La beauté surgit ainsi, comme une caresse sur les monts et vallées verts des champs fraîchement semés. Un oiseau de proie prend son envol. Le calme est infini de ce que je pourrais croire être un tableau plus vrai que nature tant la nature nous semble aujourd'hui si étrangère, si hostile même.
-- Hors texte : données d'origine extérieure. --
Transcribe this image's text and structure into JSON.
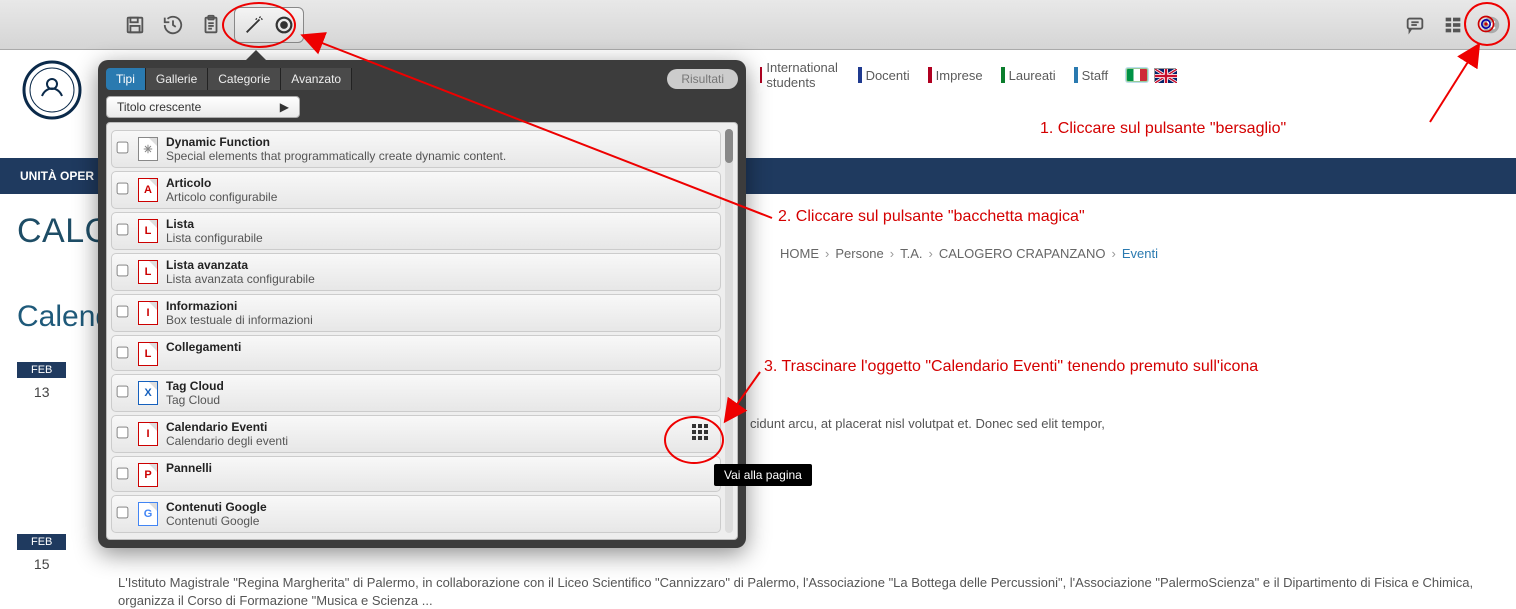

Pluie, froid, on n'en suppose plus la poésie tant le confort rend notre vie abstraite, jusqu'à l'abolition de toutes les nuances, de tous les violents contrastes des reliefs et du temps.
Au moment même où je décide de t'écrire, plutôt que de relire Grimod de La Reynière, le soleil a disparu, la grisaille l'emporte, la pluie, et bientôt, très vite, la nuit.
Cet engourdissement d'être seul, malheureusement pour peu de temps, puisque le temps est compté, toujours, et davantage pour moi en ce moment, quand je dis en ce moment je pense cette année, et cette année pour moi signifie presque les derniers beaux moments de ma vie, ce qui n'est sûrement pas vrai, puisque je t'écris, cette emprise aussi de la fatigue à n'avoir pas assez dormi, comme d'habitude, me rendent d'une extrême vulnérabilité, sensible aux moindres changements.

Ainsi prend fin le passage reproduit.